On the whole, Los Angeles isn’t hurting for champions of its greatness. Consider the city piecemeal, though, and a few of its neighborhoods could use more fans. Leading the charge is Windsor Hills-bred Issa Rae, who’s on an unofficial campaign to become the Woody Allen of South L.A. (her words, not ours). The 32-year-old is the cocreator, writer, and star of HBO’s Insecure (season 2 premieres July 23), which she fought to have shot on location in Leimert Park, Baldwin Hills, and View Park. “I wanted to show a South L.A. that isn’t negative or absurdly hood,” Rae says. “There are affluent people here, and sometimes it’s all side by side. And I love that.”

Insecure is a natural evolution of Rae’s 2011 YouTube series, The Misadventures of Awkward Black Girl. The first season saw antiheroine Issa Dee (played by Rae) and her best friend, Molly (Yvonne Orji) confronting personal and professional traumas with Awkward Black Girl’s trademark awkwardness, plus a dash of passive-aggressiveness (Issa vents her frustration with coworkers, for example, by writing raps). The result is mostly funny, often heavy, but always smart. “In music terms,” Rae has said, “Awkward Black Girl is the mixtape, and Insecure is the album.” Here she talks interrobangs, bad brunchers, and the best day of her life.

One of your early pilots was called “I Hate L.A. Dudes.” Describe the worst L.A. dude.
He doesn’t try, he’s super into himself, and he always thinks he’s going to find better.

What’s that guy’s name?
That’s definitely a Chad.

Rapper who could write the foreword of your next book?
Drake.

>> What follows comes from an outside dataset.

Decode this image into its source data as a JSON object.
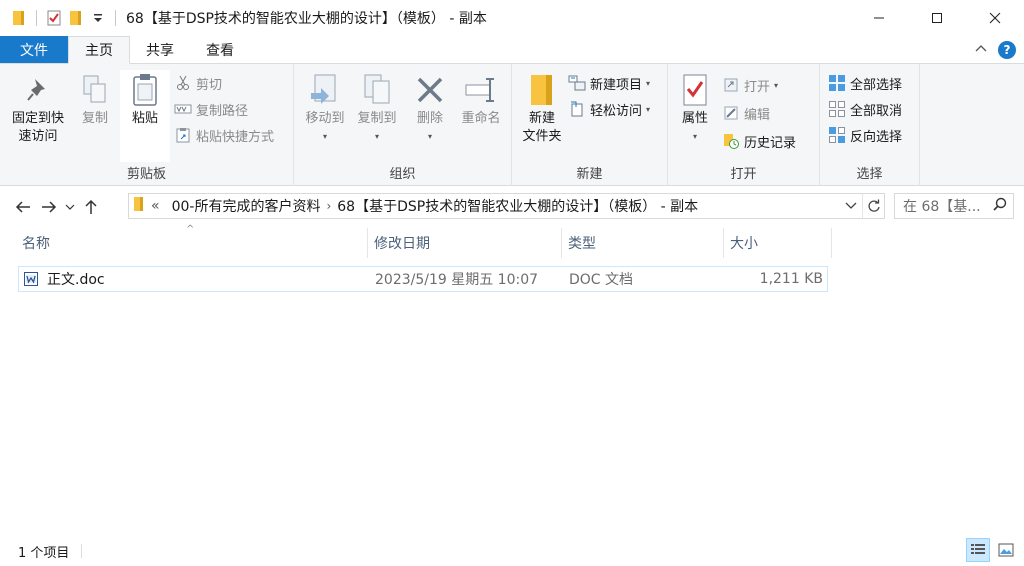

He gets us. He gets me. He sent me a message telling me he watches the show. He’s a good writer, despite people coming at him for that.

Have you met?
No. Oh wait, yes! I did meet him! I’m tripping. I met him at a restaurant. It was the best day of my life. It was all an accident. I was late for a dinner meeting, and the person I was with was like, “Oh, there’s Drake!” and I was like, “Shut the FUCK UP.” The person I was with was like, “You like him? I’ll introduce you.” So then he did. And Drake came and sat next to me for at least three or four minutes. This was pre-Insecure, but I had already decided I was going to hide Easter Eggs of his lyrics in every episode.

There are Drake lyrics in every episode?
Yes, of season one.

Did he know? Is that why he messaged you?
I think he knew to a degree. One of his fan sites posted it and put it together.

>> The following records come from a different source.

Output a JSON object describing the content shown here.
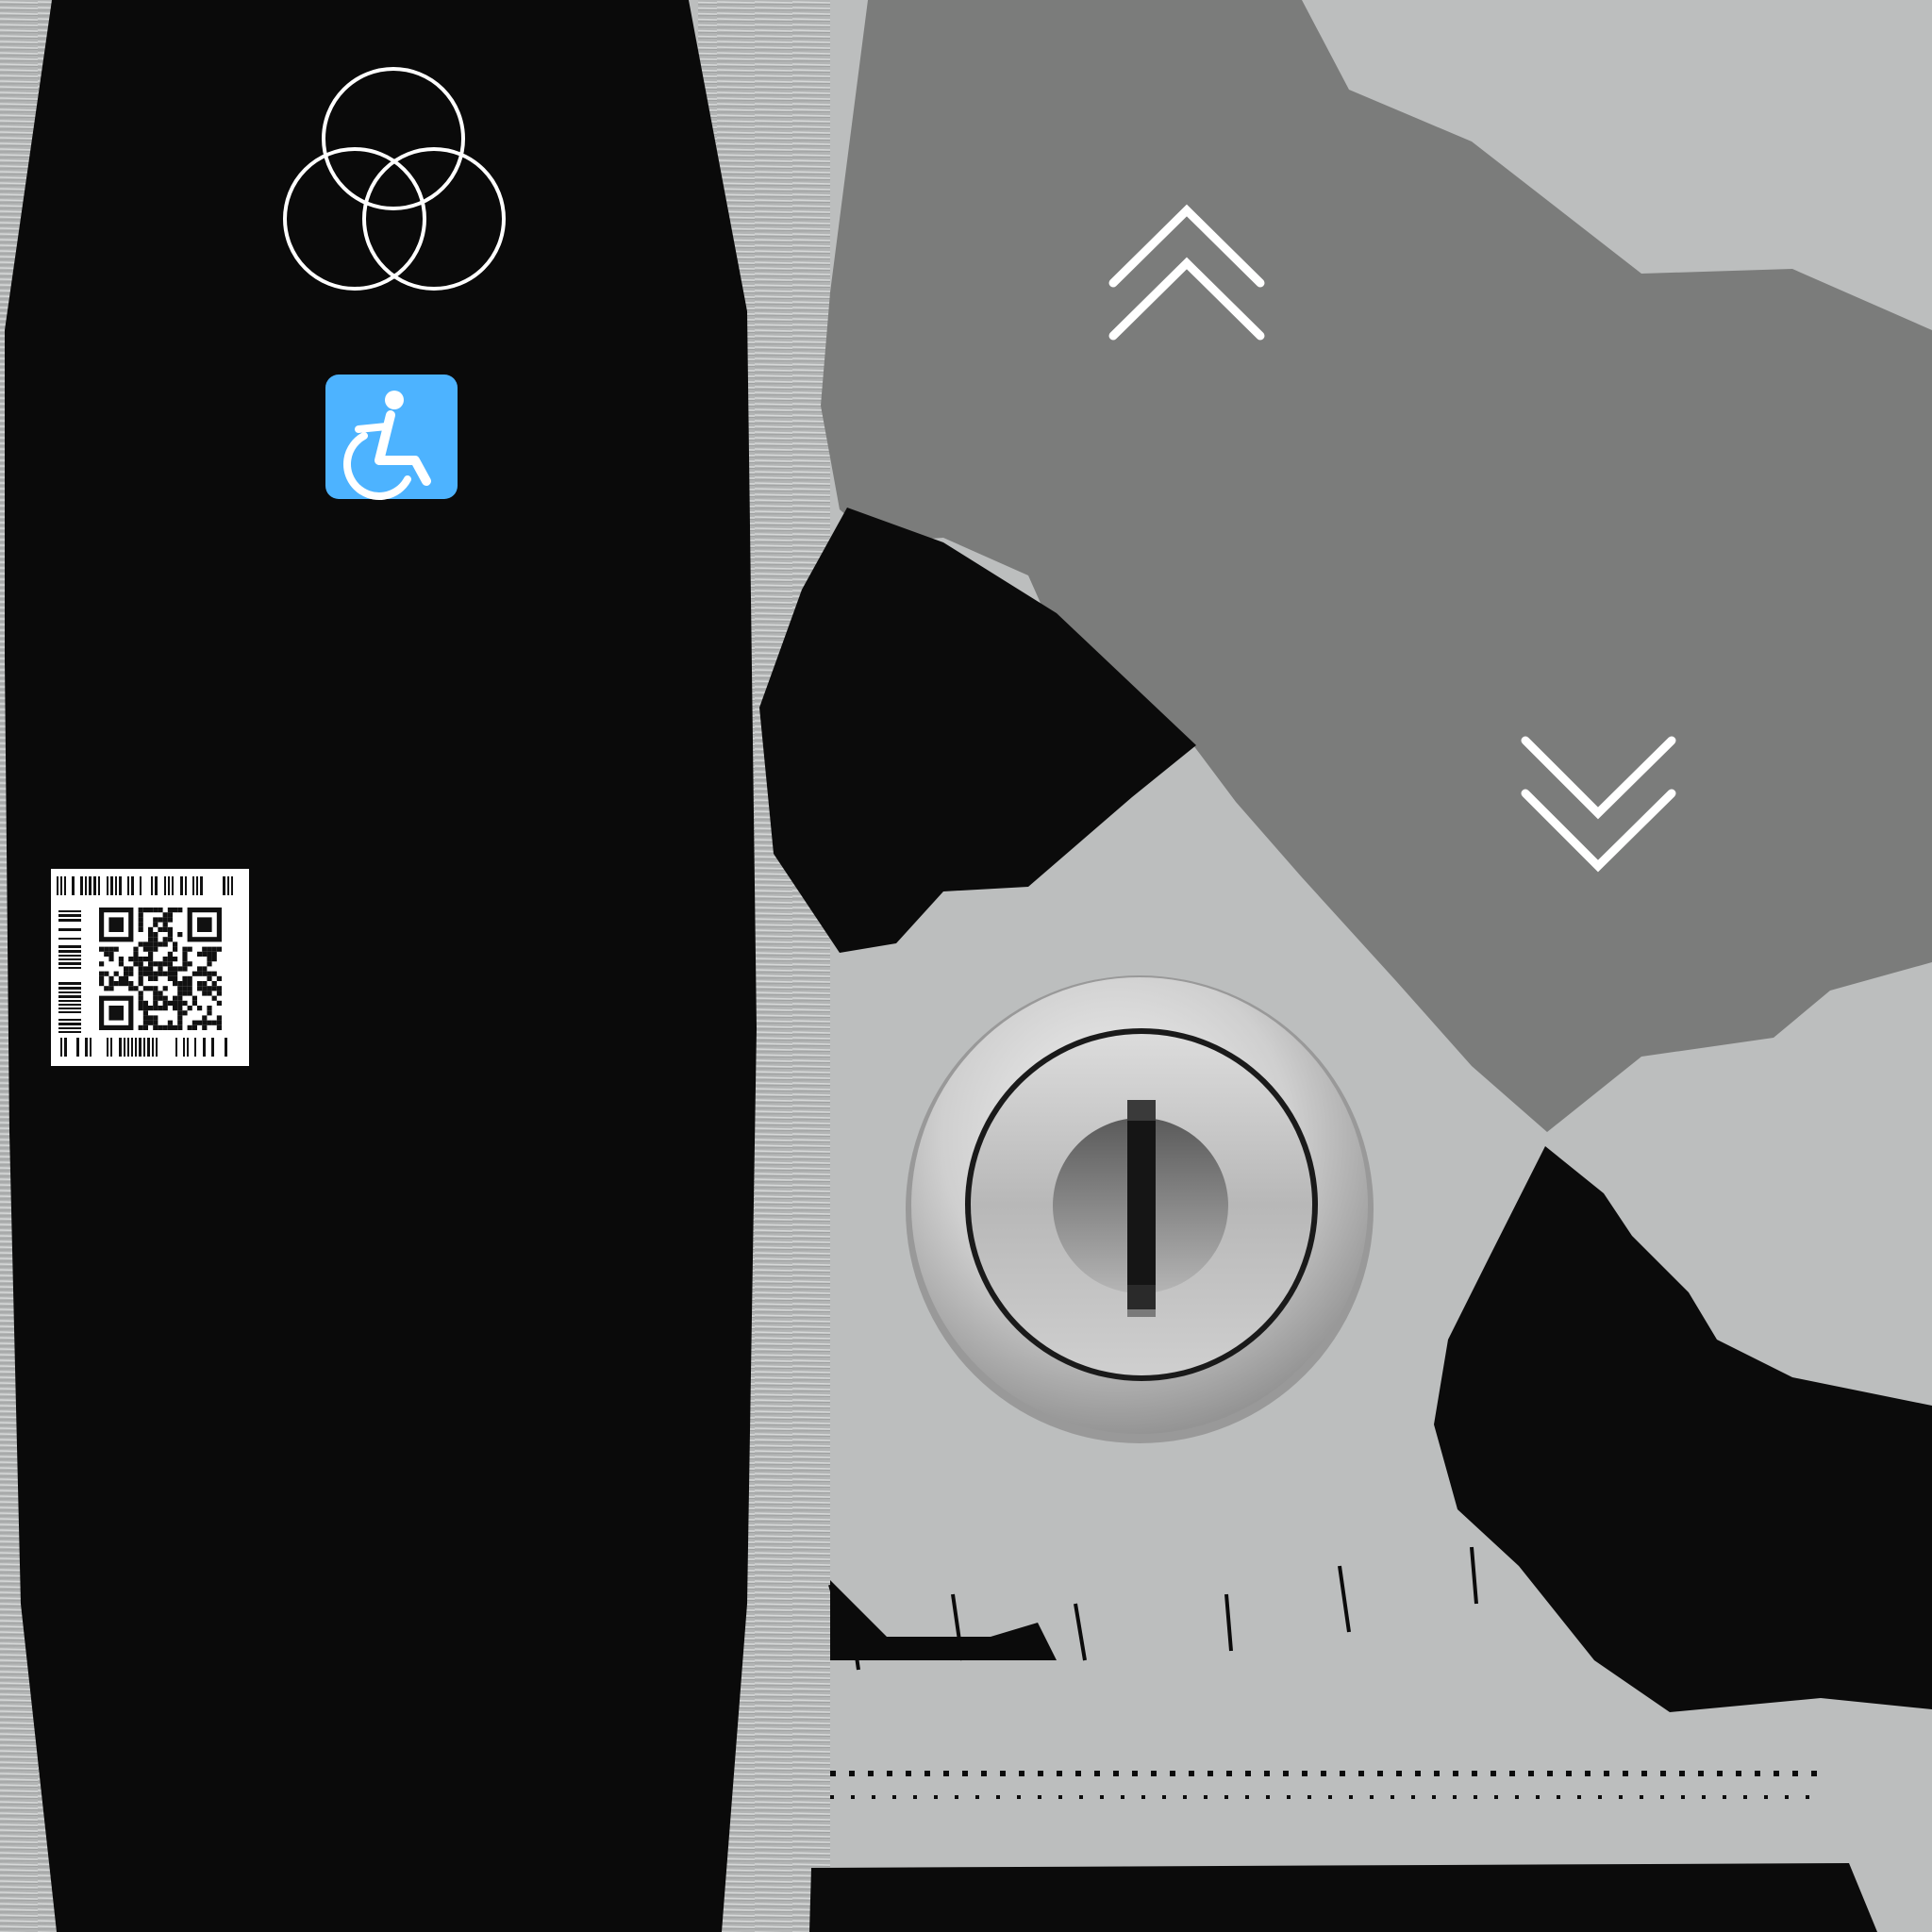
{
  "texture": {
    "panel_color": "#0a0a0a",
    "metal_light": "#bcbebe",
    "metal_mid": "#7b7c7b",
    "metal_dark": "#0b0b0b",
    "accent_color": "#4db3ff"
  },
  "icons": {
    "logo": "three-ring-logo-icon",
    "accessibility": "wheelchair-accessibility-icon",
    "code": "qr-code-label-icon",
    "up": "double-chevron-up-icon",
    "down": "double-chevron-down-icon",
    "lock": "key-lock-icon"
  },
  "controls": {
    "up_button": "up",
    "down_button": "down",
    "key_switch": "lock"
  }
}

You have a soft spot for ’90s sitcoms. Character you’d cast in Insecure?
I love the Gina-and-Pam combo from Martin. They’re so fun, and we’d have a great best friend duo situation.

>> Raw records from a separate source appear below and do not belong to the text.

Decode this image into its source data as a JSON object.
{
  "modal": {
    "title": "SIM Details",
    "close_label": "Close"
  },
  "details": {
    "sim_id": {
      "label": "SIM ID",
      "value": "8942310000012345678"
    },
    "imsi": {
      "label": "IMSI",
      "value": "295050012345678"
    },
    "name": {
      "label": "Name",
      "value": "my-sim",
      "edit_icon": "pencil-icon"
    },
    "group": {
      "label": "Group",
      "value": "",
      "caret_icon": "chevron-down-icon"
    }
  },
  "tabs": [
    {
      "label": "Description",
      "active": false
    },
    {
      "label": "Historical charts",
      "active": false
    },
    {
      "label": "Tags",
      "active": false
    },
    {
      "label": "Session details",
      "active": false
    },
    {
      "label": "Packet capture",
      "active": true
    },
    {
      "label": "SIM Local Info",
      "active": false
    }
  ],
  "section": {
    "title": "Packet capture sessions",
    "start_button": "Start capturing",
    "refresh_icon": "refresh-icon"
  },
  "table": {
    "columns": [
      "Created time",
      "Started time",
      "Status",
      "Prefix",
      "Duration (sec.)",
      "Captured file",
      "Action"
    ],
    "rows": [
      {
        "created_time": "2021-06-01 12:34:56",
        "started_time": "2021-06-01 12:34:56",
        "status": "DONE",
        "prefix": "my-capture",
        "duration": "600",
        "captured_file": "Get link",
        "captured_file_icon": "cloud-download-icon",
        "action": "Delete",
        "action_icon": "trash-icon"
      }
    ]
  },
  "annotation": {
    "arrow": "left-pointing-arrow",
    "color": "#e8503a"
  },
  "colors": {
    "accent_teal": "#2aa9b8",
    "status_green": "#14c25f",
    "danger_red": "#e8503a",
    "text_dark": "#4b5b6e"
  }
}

Character you’d hate to brunch with?
Carlton from Fresh Prince. He’d be terrible. I’m very food focused, and I feel like he wouldn’t be. I’d take him to Toca Madera for a churro waffle, and he wouldn’t appreciate it, but we’d try to flip it.

Three female comedians you’d start an R&B group with?
Quinta Brunson. Yvonne—she CANNOT sing, but she’ll be the pretty one—the Victoria Beckham of our group. And Syd tha Kyd, for sure. She’s the only one that can sing. She’d carry us.

L.A. show you’d do an Insecure collab with?
Curb Your Enthusiasm. There’d be a lot of discomfort, a lot of miscommunication.

You were in Pharrell’s “Happy” music video. Three L.A. musicians whose videos you wish you could be in?
Kendrick. The Internet, but specifically Steve Lacy—I want to be Steve Lacy’s older video girl. He’s only 18, but I could do that. And then Frank Ocean, hands down. They’re all dudes. Sorry.

Non publicist-approved name for your future late-night show?
Fuckin’ It Up with Issa Rae. Or Bitch Why?! with Issa Rae. I like Bitch Why?! because you can answer why. And I like interrobangs, mostly because I just learned that word.